Construction will no doubt damage the environment. A 107km-long, 280-metre-wide trench will be dredged through pristine Lake Nicaragua, rainforests will be uprooted, big-cat migration routes traversed and indigenous families ousted from sacred lands. Mr Wild pledges that, when finished, the reforested land along the canal route will be better cared for than it is now. But can any pharaonic enterprise, let alone a Chinese one, be trusted not to cut corners? Environmentalists will try to block it every step of the way.

Screenshot (2)

The proposed canal route

But all these considerations and grandiose plans apart, this mega project raises many dangerous questions. Nicaragua, a relatively obscure country, has willingly let go of its sovereignty and has given a concession of 100 years to the Chinese company. What future does this hold for Nicaragua? Will this project shoot-up its economy – Yes, definitely it will. But can we eliminate the thought that this is  just another of a series of Chinese incursions in foreign territory, something on the lines of South China Sea? And most importantly, will this turn out to be a 21st Century Cuban Missile Crisis, where the meek country of Nicaragua maybe used by the Chinese military as a base to target the American soil – after all they built an air strip on those disputed islands which have the capability to land any air force plane for that matter ? Who can stop if the Chinese Navy decides to send its warship on a hopscotch from one ocean to another?

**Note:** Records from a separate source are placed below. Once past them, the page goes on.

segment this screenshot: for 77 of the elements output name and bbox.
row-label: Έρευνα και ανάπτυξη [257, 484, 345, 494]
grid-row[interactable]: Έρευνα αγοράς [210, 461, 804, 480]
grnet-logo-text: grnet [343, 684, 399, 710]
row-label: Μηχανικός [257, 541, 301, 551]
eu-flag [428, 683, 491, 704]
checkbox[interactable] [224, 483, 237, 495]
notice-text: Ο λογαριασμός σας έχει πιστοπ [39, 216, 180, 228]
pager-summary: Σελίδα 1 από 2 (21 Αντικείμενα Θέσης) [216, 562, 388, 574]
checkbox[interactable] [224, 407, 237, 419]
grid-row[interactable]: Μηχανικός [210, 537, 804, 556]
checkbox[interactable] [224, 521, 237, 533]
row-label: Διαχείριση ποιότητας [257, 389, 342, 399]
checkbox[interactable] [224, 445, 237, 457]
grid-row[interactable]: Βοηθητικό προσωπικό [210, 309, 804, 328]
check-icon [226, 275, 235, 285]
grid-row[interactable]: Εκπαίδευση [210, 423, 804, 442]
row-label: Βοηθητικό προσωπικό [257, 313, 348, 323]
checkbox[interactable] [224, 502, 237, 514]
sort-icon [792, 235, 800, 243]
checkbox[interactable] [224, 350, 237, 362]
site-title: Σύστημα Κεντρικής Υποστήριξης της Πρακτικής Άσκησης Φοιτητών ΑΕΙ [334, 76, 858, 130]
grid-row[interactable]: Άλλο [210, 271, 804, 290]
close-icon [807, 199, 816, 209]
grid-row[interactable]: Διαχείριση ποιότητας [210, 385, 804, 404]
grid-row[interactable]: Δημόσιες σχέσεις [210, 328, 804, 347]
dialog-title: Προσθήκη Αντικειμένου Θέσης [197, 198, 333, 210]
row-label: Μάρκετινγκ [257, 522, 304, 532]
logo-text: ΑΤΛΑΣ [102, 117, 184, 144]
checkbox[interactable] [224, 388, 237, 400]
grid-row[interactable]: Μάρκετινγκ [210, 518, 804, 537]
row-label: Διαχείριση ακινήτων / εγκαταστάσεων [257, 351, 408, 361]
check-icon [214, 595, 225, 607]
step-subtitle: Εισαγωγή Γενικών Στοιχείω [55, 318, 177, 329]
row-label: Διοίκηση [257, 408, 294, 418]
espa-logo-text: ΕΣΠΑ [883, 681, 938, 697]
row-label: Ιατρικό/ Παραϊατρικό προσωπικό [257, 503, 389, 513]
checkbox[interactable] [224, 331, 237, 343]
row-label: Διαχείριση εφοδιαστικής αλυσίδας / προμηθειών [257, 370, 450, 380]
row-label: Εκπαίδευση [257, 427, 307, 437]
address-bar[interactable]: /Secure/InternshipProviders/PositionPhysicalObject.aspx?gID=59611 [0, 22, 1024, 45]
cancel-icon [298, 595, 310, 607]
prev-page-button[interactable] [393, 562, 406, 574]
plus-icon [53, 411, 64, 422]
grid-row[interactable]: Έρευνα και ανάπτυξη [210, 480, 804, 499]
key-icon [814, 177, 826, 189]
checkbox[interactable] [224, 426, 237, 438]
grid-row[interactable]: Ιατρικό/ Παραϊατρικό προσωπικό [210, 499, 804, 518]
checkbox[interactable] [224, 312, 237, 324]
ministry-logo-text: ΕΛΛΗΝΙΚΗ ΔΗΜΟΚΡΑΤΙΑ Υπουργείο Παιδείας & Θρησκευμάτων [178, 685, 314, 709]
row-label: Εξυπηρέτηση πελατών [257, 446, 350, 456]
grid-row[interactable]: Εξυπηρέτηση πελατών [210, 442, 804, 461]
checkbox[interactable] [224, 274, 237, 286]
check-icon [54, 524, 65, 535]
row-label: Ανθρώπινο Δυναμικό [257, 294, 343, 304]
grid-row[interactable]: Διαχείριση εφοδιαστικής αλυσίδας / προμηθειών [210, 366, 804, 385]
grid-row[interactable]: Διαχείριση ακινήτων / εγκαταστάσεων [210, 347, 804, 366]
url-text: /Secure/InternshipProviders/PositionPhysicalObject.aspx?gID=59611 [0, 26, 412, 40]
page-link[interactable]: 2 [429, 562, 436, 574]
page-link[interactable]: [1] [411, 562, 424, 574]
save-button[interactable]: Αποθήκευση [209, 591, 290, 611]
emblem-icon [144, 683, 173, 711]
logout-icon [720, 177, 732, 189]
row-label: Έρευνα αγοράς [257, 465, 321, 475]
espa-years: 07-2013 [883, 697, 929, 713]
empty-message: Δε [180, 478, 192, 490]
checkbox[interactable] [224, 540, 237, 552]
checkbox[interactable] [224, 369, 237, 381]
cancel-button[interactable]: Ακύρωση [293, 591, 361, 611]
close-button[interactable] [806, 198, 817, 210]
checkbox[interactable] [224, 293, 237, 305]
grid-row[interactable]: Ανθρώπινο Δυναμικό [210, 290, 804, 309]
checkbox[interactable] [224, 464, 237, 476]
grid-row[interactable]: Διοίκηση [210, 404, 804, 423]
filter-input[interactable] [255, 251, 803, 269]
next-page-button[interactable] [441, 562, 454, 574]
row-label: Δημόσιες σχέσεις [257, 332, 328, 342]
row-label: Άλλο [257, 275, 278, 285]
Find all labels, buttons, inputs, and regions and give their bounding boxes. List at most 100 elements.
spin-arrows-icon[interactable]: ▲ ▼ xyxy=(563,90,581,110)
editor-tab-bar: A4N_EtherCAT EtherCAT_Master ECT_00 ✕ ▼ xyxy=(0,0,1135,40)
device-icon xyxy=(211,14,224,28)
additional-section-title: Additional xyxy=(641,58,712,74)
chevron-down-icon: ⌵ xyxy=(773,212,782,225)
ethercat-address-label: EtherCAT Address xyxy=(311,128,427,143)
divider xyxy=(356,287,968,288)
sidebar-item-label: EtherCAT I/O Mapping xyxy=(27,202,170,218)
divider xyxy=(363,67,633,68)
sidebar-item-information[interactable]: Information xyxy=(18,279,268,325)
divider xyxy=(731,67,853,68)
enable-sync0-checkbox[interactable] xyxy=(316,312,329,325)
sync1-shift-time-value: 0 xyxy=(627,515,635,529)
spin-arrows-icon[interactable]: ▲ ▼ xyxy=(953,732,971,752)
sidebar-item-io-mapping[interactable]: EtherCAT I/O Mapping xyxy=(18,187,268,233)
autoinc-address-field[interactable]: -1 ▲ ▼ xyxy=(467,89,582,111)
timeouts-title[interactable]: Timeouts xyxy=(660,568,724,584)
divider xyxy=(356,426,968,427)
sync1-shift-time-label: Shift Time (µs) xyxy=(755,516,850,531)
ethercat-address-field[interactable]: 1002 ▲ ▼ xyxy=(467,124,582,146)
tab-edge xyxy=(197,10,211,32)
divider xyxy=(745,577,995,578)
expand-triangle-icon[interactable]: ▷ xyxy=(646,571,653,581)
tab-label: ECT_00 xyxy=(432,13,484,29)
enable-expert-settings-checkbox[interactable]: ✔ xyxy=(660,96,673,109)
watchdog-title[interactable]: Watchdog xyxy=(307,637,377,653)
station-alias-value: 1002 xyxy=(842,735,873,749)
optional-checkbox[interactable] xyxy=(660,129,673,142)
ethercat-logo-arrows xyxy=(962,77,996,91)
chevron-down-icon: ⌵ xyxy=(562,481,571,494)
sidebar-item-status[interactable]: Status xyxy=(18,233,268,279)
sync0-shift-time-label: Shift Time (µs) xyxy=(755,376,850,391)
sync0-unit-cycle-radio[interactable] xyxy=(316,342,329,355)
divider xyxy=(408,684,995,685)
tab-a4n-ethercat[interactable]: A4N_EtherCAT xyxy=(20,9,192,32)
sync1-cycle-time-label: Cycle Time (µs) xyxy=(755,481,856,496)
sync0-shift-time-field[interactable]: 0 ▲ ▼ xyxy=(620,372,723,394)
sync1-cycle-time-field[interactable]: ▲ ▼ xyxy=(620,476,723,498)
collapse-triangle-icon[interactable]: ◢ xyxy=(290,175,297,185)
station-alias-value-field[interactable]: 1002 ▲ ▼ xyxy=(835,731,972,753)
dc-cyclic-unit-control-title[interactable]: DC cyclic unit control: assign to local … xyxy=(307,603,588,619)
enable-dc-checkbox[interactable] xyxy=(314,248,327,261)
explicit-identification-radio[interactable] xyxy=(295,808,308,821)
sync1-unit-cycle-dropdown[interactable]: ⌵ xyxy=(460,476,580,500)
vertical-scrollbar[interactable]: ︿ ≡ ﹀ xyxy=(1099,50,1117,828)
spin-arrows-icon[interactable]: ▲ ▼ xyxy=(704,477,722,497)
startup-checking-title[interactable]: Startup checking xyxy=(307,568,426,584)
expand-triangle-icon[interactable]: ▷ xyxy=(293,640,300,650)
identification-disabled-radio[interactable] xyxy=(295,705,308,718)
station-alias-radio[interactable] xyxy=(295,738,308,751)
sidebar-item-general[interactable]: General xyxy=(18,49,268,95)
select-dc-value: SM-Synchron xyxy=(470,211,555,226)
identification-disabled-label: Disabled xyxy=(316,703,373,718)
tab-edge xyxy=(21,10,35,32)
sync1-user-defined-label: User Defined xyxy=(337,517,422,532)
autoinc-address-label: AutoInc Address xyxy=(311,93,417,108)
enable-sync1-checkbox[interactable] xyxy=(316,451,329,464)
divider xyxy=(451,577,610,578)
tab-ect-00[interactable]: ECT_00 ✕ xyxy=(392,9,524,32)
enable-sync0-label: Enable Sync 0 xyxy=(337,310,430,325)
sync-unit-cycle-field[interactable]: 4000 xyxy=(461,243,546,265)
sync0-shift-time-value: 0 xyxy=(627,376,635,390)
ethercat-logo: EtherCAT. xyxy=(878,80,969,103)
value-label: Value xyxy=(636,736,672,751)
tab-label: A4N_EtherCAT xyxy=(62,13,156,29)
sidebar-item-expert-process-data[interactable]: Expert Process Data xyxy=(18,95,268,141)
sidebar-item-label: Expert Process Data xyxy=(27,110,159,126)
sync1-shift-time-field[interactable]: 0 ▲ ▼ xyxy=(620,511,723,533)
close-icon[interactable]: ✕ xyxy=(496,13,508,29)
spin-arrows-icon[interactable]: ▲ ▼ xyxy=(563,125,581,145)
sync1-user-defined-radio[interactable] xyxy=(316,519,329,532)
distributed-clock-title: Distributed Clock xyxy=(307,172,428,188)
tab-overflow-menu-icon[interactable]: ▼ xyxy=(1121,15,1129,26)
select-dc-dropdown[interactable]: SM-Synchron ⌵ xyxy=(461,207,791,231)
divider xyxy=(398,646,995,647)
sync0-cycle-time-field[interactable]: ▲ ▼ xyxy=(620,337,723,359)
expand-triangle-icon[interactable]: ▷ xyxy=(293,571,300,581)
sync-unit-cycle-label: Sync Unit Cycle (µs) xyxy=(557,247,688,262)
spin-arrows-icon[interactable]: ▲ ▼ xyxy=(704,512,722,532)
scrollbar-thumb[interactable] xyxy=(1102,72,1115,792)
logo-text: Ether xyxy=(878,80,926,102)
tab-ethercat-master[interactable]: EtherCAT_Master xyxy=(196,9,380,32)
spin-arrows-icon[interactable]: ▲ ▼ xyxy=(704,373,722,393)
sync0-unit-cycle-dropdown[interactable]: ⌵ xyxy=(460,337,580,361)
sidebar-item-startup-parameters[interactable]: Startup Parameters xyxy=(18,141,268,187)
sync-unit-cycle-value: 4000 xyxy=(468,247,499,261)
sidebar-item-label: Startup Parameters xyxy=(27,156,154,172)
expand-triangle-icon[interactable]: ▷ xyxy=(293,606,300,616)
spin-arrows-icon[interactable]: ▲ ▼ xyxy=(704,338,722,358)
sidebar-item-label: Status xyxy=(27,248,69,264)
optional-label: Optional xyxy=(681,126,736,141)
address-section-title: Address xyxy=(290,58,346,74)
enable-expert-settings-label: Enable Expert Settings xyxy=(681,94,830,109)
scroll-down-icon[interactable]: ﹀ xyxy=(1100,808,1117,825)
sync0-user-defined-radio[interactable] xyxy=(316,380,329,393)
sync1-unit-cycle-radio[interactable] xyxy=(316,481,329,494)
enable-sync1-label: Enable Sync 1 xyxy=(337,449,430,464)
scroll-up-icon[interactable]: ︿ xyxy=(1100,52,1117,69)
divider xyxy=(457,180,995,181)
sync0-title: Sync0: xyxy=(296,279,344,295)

These are some serious questions that need not only some very deep thought, but also some constructive action. After all USA, with its own version of “Truth, Justice & Liberty” which it continues to uphold in all corners of the world, to not do something about what’s going on in its own backyard is something surprising.

So far, America has been phlegmatic about the enterprise. Perhaps, like Jorge Quijano, administrator of the Panama Canal, it believes that financially the project is a bottomless pit and has no future. Mr Quijano reckons that for the Nicaraguan canal to earn a competitive return on investment, it would have to charge double the tolls levied in Panama, which would put off most customers.

Nicaragua’s Sandinista rulers shrug off the worry. “If China is behind the project, it will not be a big problem for Wang Jing to get the financing,” Mr Coronel says. After all, what wouldn’t China pay to see one of its naval fleets one day emerging from the Central American jungle right under America’s nose?